Это было самое милое создание во всем мире, но такое хрупкое! С ней нужно было обращаться крайне осторожно: ее сердце было в большом беспорядке.

Я вытащил несколько гвоздей и приподнял крышку. Трах! Она наконец отскочила. Вверху лежали опилки. Анни проворно засунула обе руки внутрь, а я в это время повернулся, чтобы положить инструменты на стол.

— Я уже нашла! — вскрикнула она. — Это что-то мягкое!

Вдруг она испуганно вскрикнула, вскочила и повалилась навзничь. Я подхватил ее и положил на диван. Она лежала в глубоком обмороке. Я торопливо расстегнул ей блузу и расшнуровал корсет. Ее бедное сердечко опять дало знать о себе. Я взял одеколон и стал тереть ей грудь и виски, и мало-помалу сердце стало опять стучать.

В это время в наружную дверь постучали.

— Кто там?

— Это я.

— Войдите, но только проходите поскорее! — вскрикнул я, и Беккере вошел.

— Что это такое? — спросил он.

Я рассказал ему, что произошло.

— Этот ящик прислан мне, — сказал он.

— Вам? Но что же в нем такое? Почему малютка так испугалась?

— О, ничего особенного.

— Там мертвые кошки! — воскликнула Анни, придя в себя. — Весь ящик битком набит мертвыми кошками!

Фриц Беккере взял крышку, чтобы снова накрыть ящик.
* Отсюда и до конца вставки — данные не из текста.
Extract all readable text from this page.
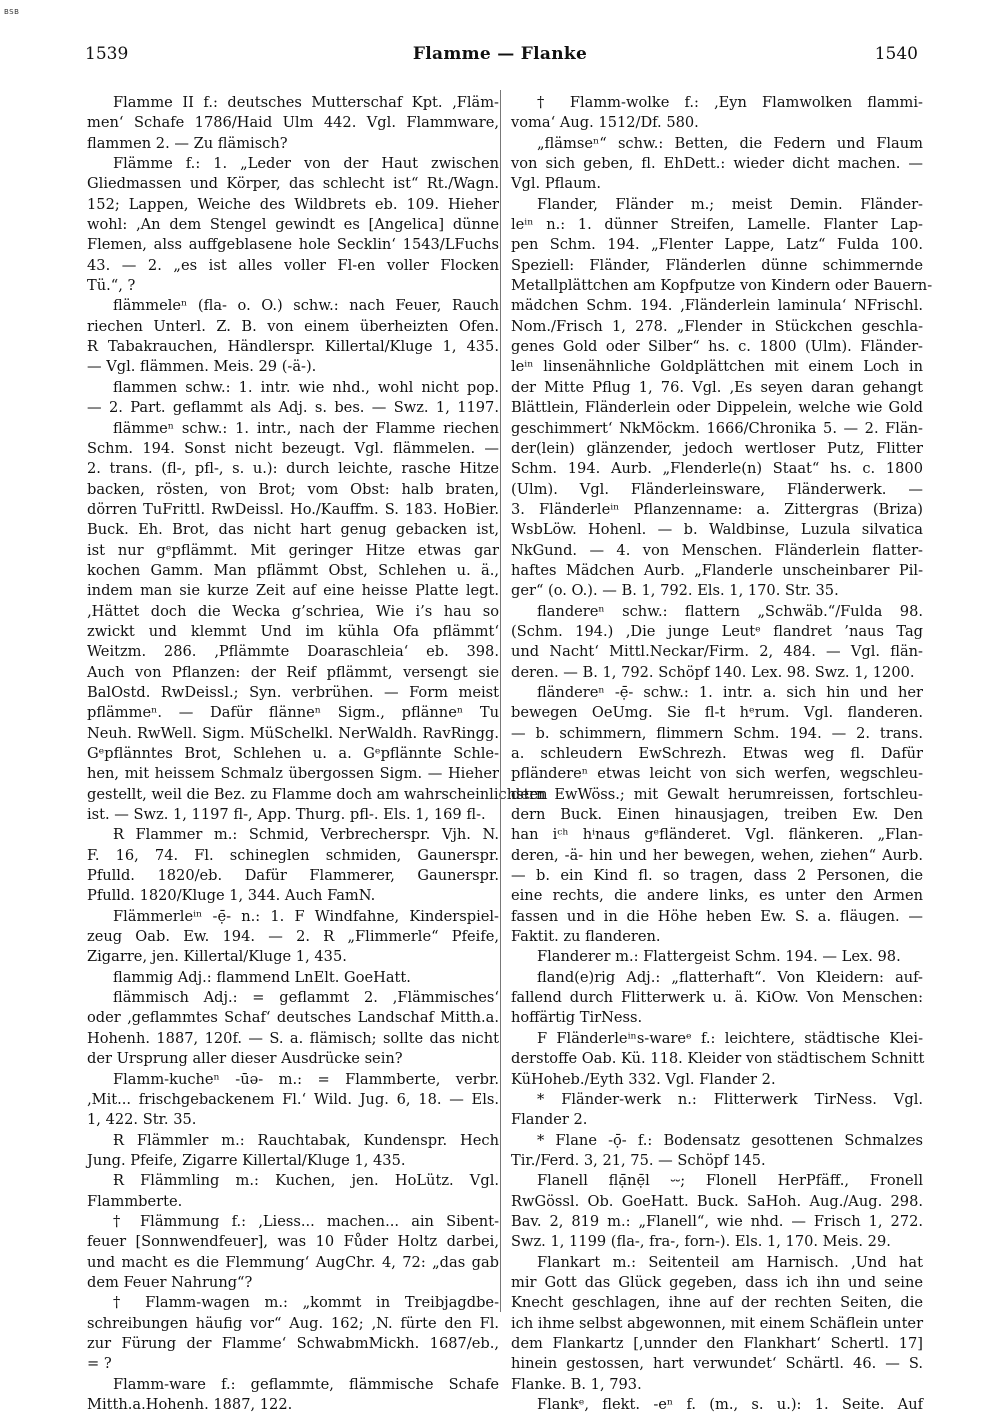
BSB
1539	Flamme — Flanke	1540
Flamme II f.: deutsches Mutterschaf Kpt. ‚Fläm-
men‘ Schafe 1786/Haid Ulm 442. Vgl. Flammware,
flammen 2. — Zu flämisch?
Flämme f.: 1. „Leder von der Haut zwischen
Gliedmassen und Körper, das schlecht ist“ Rt./Wagn.
152; Lappen, Weiche des Wildbrets eb. 109. Hieher
wohl: ‚An dem Stengel gewindt es [Angelica] dünne
Flemen, alss auffgeblasene hole Secklin‘ 1543/LFuchs
43. — 2. „es ist alles voller Fl-en voller Flocken
Tü.“, ?
flämmeleⁿ (fla- o. O.) schw.: nach Feuer, Rauch
riechen Unterl. Z. B. von einem überheizten Ofen.
Ɍ Tabakrauchen, Händlerspr. Killertal/Kluge 1, 435.
— Vgl. flämmen. Meis. 29 (-ä-).
flammen schw.: 1. intr. wie nhd., wohl nicht pop.
— 2. Part. geflammt als Adj. s. bes. — Swz. 1, 1197.
flämmeⁿ schw.: 1. intr., nach der Flamme riechen
Schm. 194. Sonst nicht bezeugt. Vgl. flämmelen. —
2. trans. (fl-, pfl-, s. u.): durch leichte, rasche Hitze
backen, rösten, von Brot; vom Obst: halb braten,
dörren TuFrittl. RwDeissl. Ho./Kauffm. S. 183. HoBier.
Buck. Eh. Brot, das nicht hart genug gebacken ist,
ist nur gᵉpflämmt. Mit geringer Hitze etwas gar
kochen Gamm. Man pflämmt Obst, Schlehen u. ä.,
indem man sie kurze Zeit auf eine heisse Platte legt.
‚Hättet doch die Wecka g’schriea, Wie i’s hau so
zwickt und klemmt Und im kühla Ofa pflämmt‘
Weitzm. 286. ‚Pflämmte Doaraschleia‘ eb. 398.
Auch von Pflanzen: der Reif pflämmt, versengt sie
BalOstd. RwDeissl.; Syn. verbrühen. — Form meist
pflämmeⁿ. — Dafür flänneⁿ Sigm., pflänneⁿ Tu
Neuh. RwWell. Sigm. MüSchelkl. NerWaldh. RavRingg.
Gᵉpflänntes Brot, Schlehen u. a. Gᵉpflännte Schle-
hen, mit heissem Schmalz übergossen Sigm. — Hieher
gestellt, weil die Bez. zu Flamme doch am wahrscheinlichsten
ist. — Swz. 1, 1197 fl-, App. Thurg. pfl-. Els. 1, 169 fl-.
Ɍ Flammer m.: Schmid, Verbrecherspr. Vjh. N.
F. 16, 74. Fl. schineglen schmiden, Gaunerspr.
Pfulld. 1820/eb. Dafür Flammerer, Gaunerspr.
Pfulld. 1820/Kluge 1, 344. Auch FamN.
Flämmerleⁱⁿ -ẹ̄- n.: 1. F Windfahne, Kinderspiel-
zeug Oab. Ew. 194. — 2. Ɍ „Flimmerle“ Pfeife,
Zigarre, jen. Killertal/Kluge 1, 435.
flammig Adj.: flammend LnElt. GoeHatt.
flämmisch Adj.: = geflammt 2. ‚Flämmisches‘
oder ‚geflammtes Schaf‘ deutsches Landschaf Mitth.a.
Hohenh. 1887, 120f. — S. a. flämisch; sollte das nicht
der Ursprung aller dieser Ausdrücke sein?
Flamm-kucheⁿ -ūə- m.: = Flammberte, verbr.
‚Mit... frischgebackenem Fl.‘ Wild. Jug. 6, 18. — Els.
1, 422. Str. 35.
Ɍ Flämmler m.: Rauchtabak, Kundenspr. Hech
Jung. Pfeife, Zigarre Killertal/Kluge 1, 435.
Ɍ Flämmling m.: Kuchen, jen. HoLütz. Vgl.
Flammberte.
† Flämmung f.: ‚Liess... machen... ain Sibent-
feuer [Sonnwendfeuer], was 10 Fůder Holtz darbei,
und macht es die Flemmung‘ AugChr. 4, 72: „das gab
dem Feuer Nahrung“?
† Flamm-wagen m.: „kommt in Treibjagdbe-
schreibungen häufig vor“ Aug. 162; ‚N. fürte den Fl.
zur Fürung der Flamme‘ SchwabmMickh. 1687/eb.,
= ?
Flamm-ware f.: geflammte, flämmische Schafe
Mitth.a.Hohenh. 1887, 122.
† Flamm-wolke f.: ‚Eyn Flamwolken flammi-
voma‘ Aug. 1512/Df. 580.
„flämseⁿ“ schw.: Betten, die Federn und Flaum
von sich geben, fl. EhDett.: wieder dicht machen. —
Vgl. Pflaum.
Flander, Fländer m.; meist Demin. Fländer-
leⁱⁿ n.: 1. dünner Streifen, Lamelle. Flanter Lap-
pen Schm. 194. „Flenter Lappe, Latz“ Fulda 100.
Speziell: Fländer, Fländerlen dünne schimmernde
Metallplättchen am Kopfputze von Kindern oder Bauern-
mädchen Schm. 194. ‚Fländerlein laminula‘ NFrischl.
Nom./Frisch 1, 278. „Flender in Stückchen geschla-
genes Gold oder Silber“ hs. c. 1800 (Ulm). Fländer-
leⁱⁿ linsenähnliche Goldplättchen mit einem Loch in
der Mitte Pflug 1, 76. Vgl. ‚Es seyen daran gehangt
Blättlein, Fländerlein oder Dippelein, welche wie Gold
geschimmert‘ NkMöckm. 1666/Chronika 5. — 2. Flän-
der(lein) glänzender, jedoch wertloser Putz, Flitter
Schm. 194. Aurb. „Flenderle(n) Staat“ hs. c. 1800
(Ulm). Vgl. Fländerleinsware, Fländerwerk. —
3. Fländerleⁱⁿ Pflanzenname: a. Zittergras (Briza)
WsbLöw. Hohenl. — b. Waldbinse, Luzula silvatica
NkGund. — 4. von Menschen. Fländerlein flatter-
haftes Mädchen Aurb. „Flanderle unscheinbarer Pil-
ger“ (o. O.). — B. 1, 792. Els. 1, 170. Str. 35.
flandereⁿ schw.: flattern „Schwäb.“/Fulda 98.
(Schm. 194.) ‚Die junge Leutᵉ flandret ’naus Tag
und Nacht‘ Mittl.Neckar/Firm. 2, 484. — Vgl. flän-
deren. — B. 1, 792. Schöpf 140. Lex. 98. Swz. 1, 1200.
fländereⁿ -ẹ̄- schw.: 1. intr. a. sich hin und her
bewegen OeUmg. Sie fl-t hᵉrum. Vgl. flanderen.
— b. schimmern, flimmern Schm. 194. — 2. trans.
a. schleudern EwSchrezh. Etwas weg fl. Dafür
pfländereⁿ etwas leicht von sich werfen, wegschleu-
dern EwWöss.; mit Gewalt herumreissen, fortschleu-
dern Buck. Einen hinausjagen, treiben Ew. Den
han iᶜʰ hⁱnaus gᵉfländeret. Vgl. flänkeren. „Flan-
deren, -ä- hin und her bewegen, wehen, ziehen“ Aurb.
— b. ein Kind fl. so tragen, dass 2 Personen, die
eine rechts, die andere links, es unter den Armen
fassen und in die Höhe heben Ew. S. a. fläugen. —
Faktit. zu flanderen.
Flanderer m.: Flattergeist Schm. 194. — Lex. 98.
fland(e)rig Adj.: „flatterhaft“. Von Kleidern: auf-
fallend durch Flitterwerk u. ä. KiOw. Von Menschen:
hoffärtig TirNess.
F Fländerleⁱⁿs-wareᵉ f.: leichtere, städtische Klei-
derstoffe Oab. Kü. 118. Kleider von städtischem Schnitt
KüHoheb./Eyth 332. Vgl. Flander 2.
* Fländer-werk n.: Flitterwerk TirNess. Vgl.
Flander 2.
* Flane -ọ̄- f.: Bodensatz gesottenen Schmalzes
Tir./Ferd. 3, 21, 75. — Schöpf 145.
Flanell flạ̄nẹ̄l ⏑⏑; Flonell HerPfäff., Fronell
RwGössl. Ob. GoeHatt. Buck. SaHoh. Aug./Aug. 298.
Bav. 2, 819 m.: „Flanell“, wie nhd. — Frisch 1, 272.
Swz. 1, 1199 (fla-, fra-, forn-). Els. 1, 170. Meis. 29.
Flankart m.: Seitenteil am Harnisch. ‚Und hat
mir Gott das Glück gegeben, dass ich ihn und seine
Knecht geschlagen, ihne auf der rechten Seiten, die
ich ihme selbst abgewonnen, mit einem Schäflein unter
dem Flankartz [,unnder den Flankhart‘ Schertl. 17]
hinein gestossen, hart verwundet‘ Schärtl. 46. — S.
Flanke. B. 1, 793.
Flankᵉ, flekt. -eⁿ f. (m., s. u.): 1. Seite. Auf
Я подошел и бросил беглый взгляд внутрь. Действительно, там были мертвые кошки. На самом верху лежал большой черный кот.

— Черт возьми, на что они вам?

Фриц Беккере улыбнулся и медленно промолвил:

— Знаете ли, говорят, что кошачий мех очень помогает против ломоты и ревматизма. У меня есть старая тетка в Уседоме: она очень страдает ревматизмом, и вот я хочу послать ей кошачьи шкуры.

— Ваша противная старая тетка в Уседоме, наверное, чертова бабушка! — воскликнула Анни, которая уже сидела на софе.

— Вы думаете? — промолвил Беккере.

Он учтиво раскланялся, захватил ящик и ушел в свою комнату.

Неделю спустя снова пришла посылка на его имя, на этот раз по почте. Хозяйка пронесла ее через мою комнату и многозначительно кивнула мне. Вернувшись затем в мою комнату, она подошла ко мне, вынула из кармана записку и протянула мне.